The antiretroviral drugs in a 2DR should target a minimum of two different sites of HIV replication and should include a potent N(t)RTI and an integrase inhibitor. Most 2DRs that include a single NRTI have used lamivudine, because of its potency and relatively low toxicity compared with other NRTIs. The improved tolerability and potency of newer integrase inhibitors has made simplification to 2DR more attractive. Bictegravir only comes in a FDC with 2N(t)RTIs so the only single tablet FDC is dolutegravir plus lamivudine.
Dolutegravir plus lamivudine: initial and maintenance therapy
Dolutegravir plus lamivudine has proven to be an effective 2DR in treatment-naïve individuals, with 48-week week data from randomised controlled trials demonstrating virological equivalence, and 96-week data showing fewer drug-related renal and bone adverse effects for the 2DR, although the comparator regimen which included tenofovir DF had lipid profile advantages.8
A phase 3 study of maintenance of virological suppression in treatment-experienced adults with fixed-dose dolutegravir plus lamivudine versus a TAF-containing three-drug regimen demonstrated non-inferiority at 48 weeks and 96 weeks.[9,10]
Boosted protease inhibitors plus lamivudine for initial and maintenance therapy
Darunavir/ritonavir plus lamivudine was non-inferior to darunavir/ritonavir plus TDF/FTC after 48 weeks in a randomised open label study in treatment naïve individuals.[11] Previous studies of boosted protease inhibitors plus lamivudine with or without another NRTI in treatment-naïve individuals showed virological equivalence but were either small studies or were impacted by the poor tolerability of lopinavir/ritonavir.
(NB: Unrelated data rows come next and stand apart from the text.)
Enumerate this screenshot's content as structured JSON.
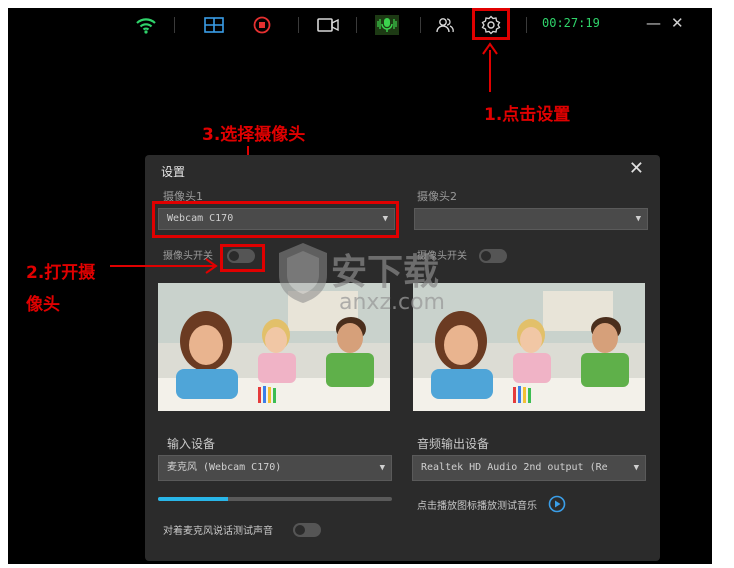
{
  "toolbar": {
    "timer": "00:27:19",
    "minimize": "—",
    "close": "✕"
  },
  "icons": [
    "wifi-icon",
    "layout-grid-icon",
    "record-icon",
    "camera-icon",
    "microphone-icon",
    "users-icon",
    "settings-icon"
  ],
  "annotations": {
    "step1": "1.点击设置",
    "step2_line1": "2.打开摄",
    "step2_line2": "像头",
    "step3": "3.选择摄像头"
  },
  "dialog": {
    "title": "设置",
    "close": "✕",
    "camera1_label": "摄像头1",
    "camera1_value": "Webcam C170",
    "camera2_label": "摄像头2",
    "camera2_value": "",
    "camera_switch_label": "摄像头开关",
    "camera2_switch_label": "摄像头开关",
    "input_device_label": "输入设备",
    "input_device_value": "麦克风 (Webcam C170)",
    "output_device_label": "音频输出设备",
    "output_device_value": "Realtek HD Audio 2nd output (Re",
    "mic_test_label": "对着麦克风说话测试声音",
    "play_test_label": "点击播放图标播放测试音乐",
    "mic_level": 0.3
  },
  "watermark": {
    "text": "安下载",
    "url": "anxz.com"
  },
  "colors": {
    "accent_red": "#e00000",
    "timer_green": "#2fd36a",
    "progress_blue": "#29b6e8",
    "icon_blue": "#3a9ee8"
  }
}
In maintenance treatment, a number of studies using boosted protease inhibitors (atazanavir or darunavir) with lamivudine have met non-inferiority criteria without development of drug resistance.[12]
Nucleoside/nucleotide-sparing regimens
Recent maintenance studies using rilpivirine with either ritonavir-boosted darunavir, dolutegravir, or cabotegravir have had excellent results to date.
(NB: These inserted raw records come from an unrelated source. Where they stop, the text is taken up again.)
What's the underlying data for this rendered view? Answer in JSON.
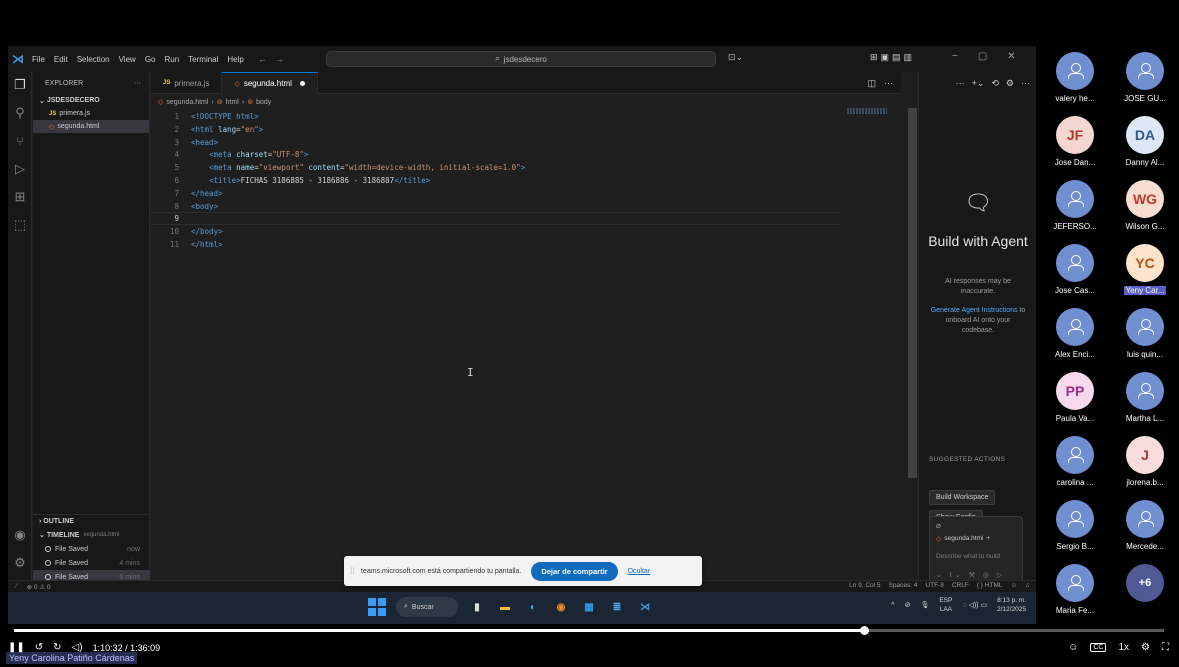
{
  "window": {
    "menu": [
      "File",
      "Edit",
      "Selection",
      "View",
      "Go",
      "Run",
      "Terminal",
      "Help"
    ],
    "search": "jsdesdecero"
  },
  "explorer": {
    "title": "EXPLORER",
    "more": "···",
    "folder": "JSDESDECERO",
    "files": [
      {
        "name": "primera.js",
        "type": "js"
      },
      {
        "name": "segunda.html",
        "type": "html"
      }
    ],
    "outline": "OUTLINE",
    "timeline": "TIMELINE",
    "timeline_file": "segunda.html",
    "timeline_items": [
      {
        "label": "File Saved",
        "when": "now"
      },
      {
        "label": "File Saved",
        "when": "4 mins"
      },
      {
        "label": "File Saved",
        "when": "6 mins"
      }
    ]
  },
  "tabs": [
    {
      "label": "primera.js",
      "type": "js",
      "active": false
    },
    {
      "label": "segunda.html",
      "type": "html",
      "active": true,
      "dirty": true
    }
  ],
  "breadcrumb": [
    "segunda.html",
    "html",
    "body"
  ],
  "code": [
    {
      "n": "1",
      "parts": [
        [
          "t-doct",
          "<!DOCTYPE html>"
        ]
      ]
    },
    {
      "n": "2",
      "parts": [
        [
          "t-tag",
          "<html "
        ],
        [
          "t-attr",
          "lang"
        ],
        [
          "t-txt",
          "="
        ],
        [
          "t-str",
          "\"en\""
        ],
        [
          "t-tag",
          ">"
        ]
      ]
    },
    {
      "n": "3",
      "parts": [
        [
          "t-tag",
          "<head>"
        ]
      ]
    },
    {
      "n": "4",
      "parts": [
        [
          "t-txt",
          "    "
        ],
        [
          "t-tag",
          "<meta "
        ],
        [
          "t-attr",
          "charset"
        ],
        [
          "t-txt",
          "="
        ],
        [
          "t-str",
          "\"UTF-8\""
        ],
        [
          "t-tag",
          ">"
        ]
      ]
    },
    {
      "n": "5",
      "parts": [
        [
          "t-txt",
          "    "
        ],
        [
          "t-tag",
          "<meta "
        ],
        [
          "t-attr",
          "name"
        ],
        [
          "t-txt",
          "="
        ],
        [
          "t-str",
          "\"viewport\" "
        ],
        [
          "t-attr",
          "content"
        ],
        [
          "t-txt",
          "="
        ],
        [
          "t-str",
          "\"width=device-width, initial-scale=1.0\""
        ],
        [
          "t-tag",
          ">"
        ]
      ]
    },
    {
      "n": "6",
      "parts": [
        [
          "t-txt",
          "    "
        ],
        [
          "t-tag",
          "<title>"
        ],
        [
          "t-txt",
          "FICHAS 3186885 - 3186886 - 3186887"
        ],
        [
          "t-tag",
          "</title>"
        ]
      ]
    },
    {
      "n": "7",
      "parts": [
        [
          "t-tag",
          "</head>"
        ]
      ]
    },
    {
      "n": "8",
      "parts": [
        [
          "t-tag",
          "<body>"
        ]
      ]
    },
    {
      "n": "9",
      "parts": [],
      "current": true
    },
    {
      "n": "10",
      "parts": [
        [
          "t-tag",
          "</body>"
        ]
      ]
    },
    {
      "n": "11",
      "parts": [
        [
          "t-tag",
          "</html>"
        ]
      ]
    }
  ],
  "chat": {
    "title": "Build with Agent",
    "note": "AI responses may be inaccurate.",
    "link": "Generate Agent Instructions",
    "link_rest": " to onboard AI onto your codebase.",
    "suggested": "SUGGESTED ACTIONS",
    "actions": [
      "Build Workspace",
      "Show Config"
    ],
    "context_file": "segunda.html",
    "placeholder": "Describe what to build"
  },
  "status": {
    "problems": "⊗ 0 ⚠ 0",
    "position": "Ln 9, Col 5",
    "spaces": "Spaces: 4",
    "encoding": "UTF-8",
    "eol": "CRLF",
    "language": "{ } HTML"
  },
  "share": {
    "text": "teams.microsoft.com está compartiendo tu pantalla.",
    "stop": "Dejar de compartir",
    "hide": "Ocultar"
  },
  "taskbar": {
    "search": "Buscar",
    "lang_top": "ESP",
    "lang_bottom": "LAA",
    "time": "8:13 p. m.",
    "date": "2/12/2025"
  },
  "participants": [
    {
      "name": "valery he...",
      "initials": "",
      "bg": "#6f8fd0"
    },
    {
      "name": "JOSE GU...",
      "initials": "",
      "bg": "#6f8fd0"
    },
    {
      "name": "Jose Dan...",
      "initials": "JF",
      "bg": "#f4d6d0",
      "fg": "#b03a2e"
    },
    {
      "name": "Danny Al...",
      "initials": "DA",
      "bg": "#dde8f7",
      "fg": "#2f5597"
    },
    {
      "name": "JEFERSO...",
      "initials": "",
      "bg": "#6f8fd0"
    },
    {
      "name": "Wilson G...",
      "initials": "WG",
      "bg": "#f7dcd0",
      "fg": "#c0392b"
    },
    {
      "name": "Jose Cas...",
      "initials": "",
      "bg": "#6f8fd0"
    },
    {
      "name": "Yeny Car...",
      "initials": "YC",
      "bg": "#fbe3cc",
      "fg": "#b9520f",
      "highlight": true
    },
    {
      "name": "Alex Enci...",
      "initials": "",
      "bg": "#6f8fd0"
    },
    {
      "name": "luis quin...",
      "initials": "",
      "bg": "#6f8fd0"
    },
    {
      "name": "Paula Va...",
      "initials": "PP",
      "bg": "#f7d9ee",
      "fg": "#9b2f86"
    },
    {
      "name": "Martha L...",
      "initials": "",
      "bg": "#6f8fd0"
    },
    {
      "name": "carolina ...",
      "initials": "",
      "bg": "#6f8fd0"
    },
    {
      "name": "jlorena.b...",
      "initials": "J",
      "bg": "#f7dcdc",
      "fg": "#a23a3a"
    },
    {
      "name": "Sergio B...",
      "initials": "",
      "bg": "#6f8fd0"
    },
    {
      "name": "Mercede...",
      "initials": "",
      "bg": "#6f8fd0"
    },
    {
      "name": "Maria Fe...",
      "initials": "",
      "bg": "#6f8fd0"
    },
    {
      "name": "",
      "initials": "+6",
      "bg": "#4f5a94",
      "fg": "#ffffff",
      "more": true
    }
  ],
  "player": {
    "time": "1:10:32 / 1:36:09",
    "progress": 0.739,
    "speed": "1x",
    "speaker": "Yeny Carolina Patiño Cárdenas"
  }
}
- Randomised controlled open-label trial data support the use of dolutegravir plus rilpivirine as maintenance therapy in patients on their first or second regimen and without a history of virological failure.[13]
- Several maintenance studies using cabotegravir, a structural analogue of dolutegravir, with rilpivirine or two NRTIs with either oral (LATTE study) or long-acting intramuscular dosing (LATTE-2), have shown virological equivalence.
- Fully powered phase 3 maintenance studies using long-acting cabotegravir plus rilpivirine every four weeks (ATLAS, FLAIR) and comparing 4 versus 8-weekly treatment intervals with long-acting cabotegravir plus rilpivirine (ATLAS-2M) have demonstrated efficacy and safety for the long-acting treatment with a virological failure rate of ~1% across studies.[14 – 17]
- Virological suppression at week 48 was equivalent for ritonavir-boosted darunavir plus rilpivirine or 2 NRTIs in one small study.[18]